What’s Two Times Five?
We’ve all experienced that moment when a sunset, a mountain vista, or the crashing waves of the ocean evoke the sense of God’s presence. The natural world seems to speak to us of God’s care for us in unique ways. But how much can we learn about God from nature?
Early Christians, among them the theologians of the fourth century, were skeptical about how useful the natural world could be in revealing God. Their doubt arose from the fact that nature seems to primarily provide us with statements about the Divine that are negative and vague. From observing the creation we could conclude that God is immortal (that is, “not mortal”) and we could conclude that God is unchanging, or that God has no beginning – but all these statements are negatives, not positives. They tell us what God is not (e.g. “not changing”) but they don’t tell us what God is.

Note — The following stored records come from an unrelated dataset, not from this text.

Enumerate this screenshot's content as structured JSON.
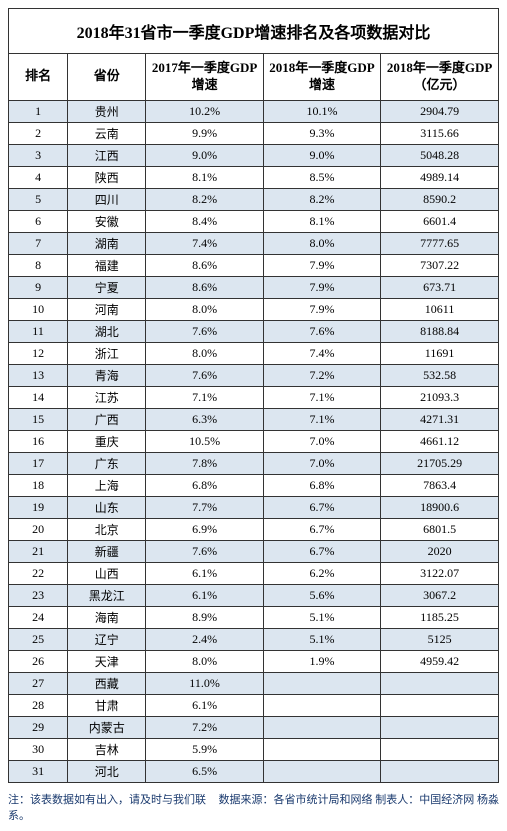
{
  "title": "2018年31省市一季度GDP增速排名及各项数据对比",
  "colors": {
    "row_even_bg": "#dce6f0",
    "row_odd_bg": "#ffffff",
    "border": "#333333",
    "footer_text": "#1a3a6e"
  },
  "columns": [
    "排名",
    "省份",
    "2017年一季度GDP增速",
    "2018年一季度GDP增速",
    "2018年一季度GDP（亿元）"
  ],
  "rows": [
    [
      "1",
      "贵州",
      "10.2%",
      "10.1%",
      "2904.79"
    ],
    [
      "2",
      "云南",
      "9.9%",
      "9.3%",
      "3115.66"
    ],
    [
      "3",
      "江西",
      "9.0%",
      "9.0%",
      "5048.28"
    ],
    [
      "4",
      "陕西",
      "8.1%",
      "8.5%",
      "4989.14"
    ],
    [
      "5",
      "四川",
      "8.2%",
      "8.2%",
      "8590.2"
    ],
    [
      "6",
      "安徽",
      "8.4%",
      "8.1%",
      "6601.4"
    ],
    [
      "7",
      "湖南",
      "7.4%",
      "8.0%",
      "7777.65"
    ],
    [
      "8",
      "福建",
      "8.6%",
      "7.9%",
      "7307.22"
    ],
    [
      "9",
      "宁夏",
      "8.6%",
      "7.9%",
      "673.71"
    ],
    [
      "10",
      "河南",
      "8.0%",
      "7.9%",
      "10611"
    ],
    [
      "11",
      "湖北",
      "7.6%",
      "7.6%",
      "8188.84"
    ],
    [
      "12",
      "浙江",
      "8.0%",
      "7.4%",
      "11691"
    ],
    [
      "13",
      "青海",
      "7.6%",
      "7.2%",
      "532.58"
    ],
    [
      "14",
      "江苏",
      "7.1%",
      "7.1%",
      "21093.3"
    ],
    [
      "15",
      "广西",
      "6.3%",
      "7.1%",
      "4271.31"
    ],
    [
      "16",
      "重庆",
      "10.5%",
      "7.0%",
      "4661.12"
    ],
    [
      "17",
      "广东",
      "7.8%",
      "7.0%",
      "21705.29"
    ],
    [
      "18",
      "上海",
      "6.8%",
      "6.8%",
      "7863.4"
    ],
    [
      "19",
      "山东",
      "7.7%",
      "6.7%",
      "18900.6"
    ],
    [
      "20",
      "北京",
      "6.9%",
      "6.7%",
      "6801.5"
    ],
    [
      "21",
      "新疆",
      "7.6%",
      "6.7%",
      "2020"
    ],
    [
      "22",
      "山西",
      "6.1%",
      "6.2%",
      "3122.07"
    ],
    [
      "23",
      "黑龙江",
      "6.1%",
      "5.6%",
      "3067.2"
    ],
    [
      "24",
      "海南",
      "8.9%",
      "5.1%",
      "1185.25"
    ],
    [
      "25",
      "辽宁",
      "2.4%",
      "5.1%",
      "5125"
    ],
    [
      "26",
      "天津",
      "8.0%",
      "1.9%",
      "4959.42"
    ],
    [
      "27",
      "西藏",
      "11.0%",
      "",
      ""
    ],
    [
      "28",
      "甘肃",
      "6.1%",
      "",
      ""
    ],
    [
      "29",
      "内蒙古",
      "7.2%",
      "",
      ""
    ],
    [
      "30",
      "吉林",
      "5.9%",
      "",
      ""
    ],
    [
      "31",
      "河北",
      "6.5%",
      "",
      ""
    ]
  ],
  "footer": {
    "note": "注：该表数据如有出入，请及时与我们联系。",
    "source": "数据来源：各省市统计局和网络 制表人：中国经济网 杨淼"
  }
}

Observations from nature are also necessarily vague. We might conclude from observing the universe that God is powerful, perhaps even going so far as to say “all-powerful,” but what does that mean in the end? If we don’t know whether God is good, bad, or neutral, then we don’t know whether that power will be deployed against us or for us. We might be able to create various negative statements about God from observing the natural order but we cannot make positive statements: we cannot, with any degree of confidence, positively state that God is love or God is good or God is on our side. In fact, nature – with its disease and capricious cruelty – could lead to the ultimately negative conclusion: there is no God at all.
Gregory of Nazianzus pointed out that “he who is eagerly pursuing the nature of the Self-existent will not stop at saying what God is not, but must go on beyond what God is not, and say what God is.” Gregory offers the following analogy: to speak of God merely in terms of what he is not is like being asked “what is two times five?” and replying “it’s not one, or two, or three, or four, and so on” but never actually saying that the answer is “ten.” (The Second Theological Oration, Oration 28, paragraph 9.)
Athanasius of Alexandria concluded that “it is more pious and more accurate to signify God from the Son and call Him Father, than to name Him from His works only and call Him Unoriginate.” Athanasius stated quite simply that “we must take our knowledge of the Spirit from the Son.” (Against the Arians, Discourse I, chapter 9, paragraph 34 and Letters to Serapion on the Holy Spirit, Letter 3, paragraph 3.)
For these early Christians nature was not enough to tell them of the Father, Son, and Spirit, or enough to tell them of God’s abiding, faithful love for humanity. To truly know God as God is, they encourage us to look at the Son of the Father, Jesus Christ, through whom we receive the Holy Spirit. He is the image of the invisible God and in him we have a true and trustworthy revelation of the God who loves us without reservation.